Jak wiele modlitw spaliliśmy, pomyślał niechętnie Dalinar, do boga, którego już nie ma? A może dostaje je ktoś inny?

Dalinar uprzejmie kiwał głową, gdy Fen opisywała starożytne pochodzenie budowli i wymieniała imiona królów i królowych, którzy zostali w niej ukoronowani. Wyjaśniła symbolikę skomplikowanego wzoru na tyłach i poprowadziła ich wzdłuż ścian bocznych, by podziwiali płaskorzeźby. Z przykrością zauważył, że kilka rzeźb nie miało twarzy. Jakim cudem burza dostała się do środka?

Kiedy skończyli, wyprowadziła ich na zewnątrz, gdzie czekały palankiny. Navani trąciła Dalinara.

– O co chodzi? – spytał cicho.

– Przestań się krzywić.

– Nie krzywię się.

– Jesteś znudzony.

– Ja się nie... krzywię.

Uniosła brew.

– Sześć świątyń? Miasto zostało zrujnowane, a my oglądamy świątynie.

Przed nimi Fen i jej małżonek weszli do palankinu. Na razie przez całą wycieczkę Kmakl jedynie stał za Fen i – kiedy uważał, że powiedziała coś szczególnie ważnego – kiwał na jej skryby, by zapisały to w oficjalnych kronikach.

Kmakl nie nosił miecza. W Alethkarze sugerowałoby to, że mężczyzna – a już z pewnością ktoś o jego pozycji – jest Odpryskowym, ale tu sytuacja wyglądała inaczej. Thaylenah miało jedynie pięć Ostrzy – i trzy Pancerze – a wszystkie należały do starożytnych rodów, które przysięgały bronić tronu. Może Fen mogłaby mu pokazać te Odpryski?

– Krzywisz się... – powiedziała Navani.

– Tego się po mnie spodziewają.

Dalinar skinął w stronę thayleńskich oficerów i skryb. Z przodu jedna grupka żołnierzy przyglądała mu się ze szczególnym zainteresowaniem. Może prawdziwym celem wycieczki było umożliwienie tym jasnookim, by przyjrzeli się jemu.

Palankin, który dzielił z Navani, pachniał kwiatami skałopąków.

– Przejście od świątyni do świątyni – wyjaśniła cicho kobieta, gdy tragarze podnieśli palankin – to w Thaylen tradycja. Odwiedzenie wszystkich dziesięciu pozwala zobaczyć cały Królewski Okręg, jest również niezbyt subtelnym podkreśleniem vorińskiej pobożności władców. W przeszłości mieli problemy z kościołem.

– Dobrze ich rozumiem. Jak myślisz, gdybym wyjaśnił, że też jestem heretykiem, dałaby sobie spokój z całą tą wielką pompą?

Navani pochyliła się i położyła swobodną dłoń na jego kolanie.

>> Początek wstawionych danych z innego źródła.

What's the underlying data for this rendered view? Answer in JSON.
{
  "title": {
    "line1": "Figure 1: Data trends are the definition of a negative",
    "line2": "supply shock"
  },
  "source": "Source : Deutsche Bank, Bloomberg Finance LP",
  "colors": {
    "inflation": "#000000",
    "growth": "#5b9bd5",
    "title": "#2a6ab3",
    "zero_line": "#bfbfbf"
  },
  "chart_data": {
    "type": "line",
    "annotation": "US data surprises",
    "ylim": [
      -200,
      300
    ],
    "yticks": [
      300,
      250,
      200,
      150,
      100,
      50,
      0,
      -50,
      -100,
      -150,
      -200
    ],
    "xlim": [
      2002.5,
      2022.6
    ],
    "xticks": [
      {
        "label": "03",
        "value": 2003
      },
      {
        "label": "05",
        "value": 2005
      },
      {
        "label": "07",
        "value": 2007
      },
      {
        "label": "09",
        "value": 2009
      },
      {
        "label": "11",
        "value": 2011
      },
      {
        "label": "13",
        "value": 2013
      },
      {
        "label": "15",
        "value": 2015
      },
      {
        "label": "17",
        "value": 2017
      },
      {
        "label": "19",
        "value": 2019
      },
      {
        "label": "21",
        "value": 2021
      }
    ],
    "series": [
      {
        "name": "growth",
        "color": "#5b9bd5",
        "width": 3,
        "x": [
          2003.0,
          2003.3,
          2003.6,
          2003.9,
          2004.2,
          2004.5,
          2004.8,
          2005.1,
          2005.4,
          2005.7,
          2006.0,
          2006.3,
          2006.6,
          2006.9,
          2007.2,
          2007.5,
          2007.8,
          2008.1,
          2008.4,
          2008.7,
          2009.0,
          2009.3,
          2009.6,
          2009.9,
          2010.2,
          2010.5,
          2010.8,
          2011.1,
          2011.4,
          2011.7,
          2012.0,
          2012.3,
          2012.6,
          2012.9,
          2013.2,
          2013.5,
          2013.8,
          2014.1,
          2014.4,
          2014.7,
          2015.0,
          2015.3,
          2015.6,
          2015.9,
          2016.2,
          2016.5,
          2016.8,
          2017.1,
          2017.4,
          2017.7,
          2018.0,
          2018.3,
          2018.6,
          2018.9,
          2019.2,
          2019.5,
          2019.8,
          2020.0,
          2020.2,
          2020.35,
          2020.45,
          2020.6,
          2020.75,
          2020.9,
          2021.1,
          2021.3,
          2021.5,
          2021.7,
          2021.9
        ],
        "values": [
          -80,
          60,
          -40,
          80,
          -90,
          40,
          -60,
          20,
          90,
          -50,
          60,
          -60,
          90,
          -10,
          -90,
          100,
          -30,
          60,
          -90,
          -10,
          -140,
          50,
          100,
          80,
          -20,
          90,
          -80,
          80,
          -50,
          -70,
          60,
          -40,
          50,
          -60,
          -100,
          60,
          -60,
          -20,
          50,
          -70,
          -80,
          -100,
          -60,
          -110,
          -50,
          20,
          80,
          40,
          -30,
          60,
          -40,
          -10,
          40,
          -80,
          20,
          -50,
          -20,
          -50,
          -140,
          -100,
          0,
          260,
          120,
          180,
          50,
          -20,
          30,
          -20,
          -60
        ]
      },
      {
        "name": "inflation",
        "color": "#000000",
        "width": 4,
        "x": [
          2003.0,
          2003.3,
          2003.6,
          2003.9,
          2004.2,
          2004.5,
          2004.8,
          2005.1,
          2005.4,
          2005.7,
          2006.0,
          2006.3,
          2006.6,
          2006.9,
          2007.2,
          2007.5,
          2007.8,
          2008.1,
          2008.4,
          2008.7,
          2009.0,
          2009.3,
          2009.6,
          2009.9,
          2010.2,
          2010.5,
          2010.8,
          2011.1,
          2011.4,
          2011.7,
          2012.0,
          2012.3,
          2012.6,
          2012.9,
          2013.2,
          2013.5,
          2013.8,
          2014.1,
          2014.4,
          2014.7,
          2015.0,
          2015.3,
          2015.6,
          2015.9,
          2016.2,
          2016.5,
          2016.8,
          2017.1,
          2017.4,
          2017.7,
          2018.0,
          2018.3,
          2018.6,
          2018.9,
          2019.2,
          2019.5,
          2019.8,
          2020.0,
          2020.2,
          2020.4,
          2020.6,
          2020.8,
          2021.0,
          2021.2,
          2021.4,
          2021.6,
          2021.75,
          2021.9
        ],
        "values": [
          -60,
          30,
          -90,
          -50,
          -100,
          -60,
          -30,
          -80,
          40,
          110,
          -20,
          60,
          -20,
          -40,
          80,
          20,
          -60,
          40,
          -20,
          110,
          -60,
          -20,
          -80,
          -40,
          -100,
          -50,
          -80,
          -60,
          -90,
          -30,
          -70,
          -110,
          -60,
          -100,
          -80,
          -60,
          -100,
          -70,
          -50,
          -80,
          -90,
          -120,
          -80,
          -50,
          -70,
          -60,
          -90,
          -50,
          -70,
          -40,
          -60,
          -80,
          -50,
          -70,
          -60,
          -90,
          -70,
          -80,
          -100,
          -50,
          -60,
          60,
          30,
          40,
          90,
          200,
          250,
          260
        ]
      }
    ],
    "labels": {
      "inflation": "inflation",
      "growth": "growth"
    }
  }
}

– Mój drogi, jeśli coś takiego cię drażni, mogliśmy wysłać dyplomatę.

– Jestem dyplomatą.

– Dalinarze...

– To jest teraz moim obowiązkiem, Navani. Muszę wypełniać swoje obowiązki. W przeszłości za każdym razem, kiedy je ignorowałem, działo się coś koszmarnego. – Wziął ją za rękę. – Narzekam, bo przy tobie nie muszę się pilnować. Postaram się jak najmniej krzywić. Obiecuję.

Kiedy tragarze sprawnie wnosili ich po schodach, Dalinar wyglądał przez okno palankinu. Górna część miasta nieźle zniosła burzę, gdyż wiele budynków było z grubego kamienia. Mimo wszystko niektóre popękały, zawaliło się też kilka dachów. Palankin mijał właśnie przewróconą rzeźbę, która złamała się w kostkach i spadła z półki w stronę Wysokich Okręgów.

W żadnym z miast, z których otrzymałem raporty, sytuacja nie jest tak poważna, pomyślał. Niespotykana skala zniszczeń. Czy chodzi tylko o dużo drewna i brak czegokolwiek, co mogłoby osłabić siłę burzy? A może coś jeszcze? Niektóre doniesienia na temat Wiecznej Burzy wspominały o braku wiatru i jedynie błyskawicach. Inne, co dezorientujące, wspominały o braku deszczu i jedynie o płonących węgielkach. Wieczna Burza miała wiele odmian, nawet w czasie jednego przejścia.

– Fen pewnie czuje się spokojniejsza, gdy może robić coś, do czego jest przyzwyczajona – powiedziała mu cicho Navani, kiedy dotarli do następnego postoju i tragarze postawili palankin na ziemi. – Ta wycieczka jest wspomnieniem dni, zanim miasto tak bardzo ucierpiało.

Pokiwał głową. Z taką świadomością łatwiej mu było znieść myśl o kolejnej świątyni.

Na zewnątrz Fen wysiadała właśnie z palankinu.

– Świątynia Battah, jedna z najstarszych w mieście. Ale oczywiście największe wrażenie robi Podobizna Paraleta, wspaniała rzeźba, która... – Urwała, a Dalinar podążył za jej spojrzeniem w stronę kamiennych stóp pobliskiego pomnika. – Och, racja.

– Zobaczmy świątynię – zaproponował Dalinar. – Powiedziałaś, że jest jedną z najstarszych. Które są starsze?

– Tylko świątynia Ishiego. Ale tam nie zostaniemy długo, tutaj też nie.

– Naprawdę? – Dalinar zauważył, że nad tym dachem nie wznosi się modlitewny dym. – Czy konstrukcja została uszkodzona?

– Konstrukcja? Nie, nie konstrukcja.

Para zmęczonych żarliwców wyszła ze środka i ruszyła w dół schodów, ich szaty plamiła krew. Dalinar spojrzał na Fen.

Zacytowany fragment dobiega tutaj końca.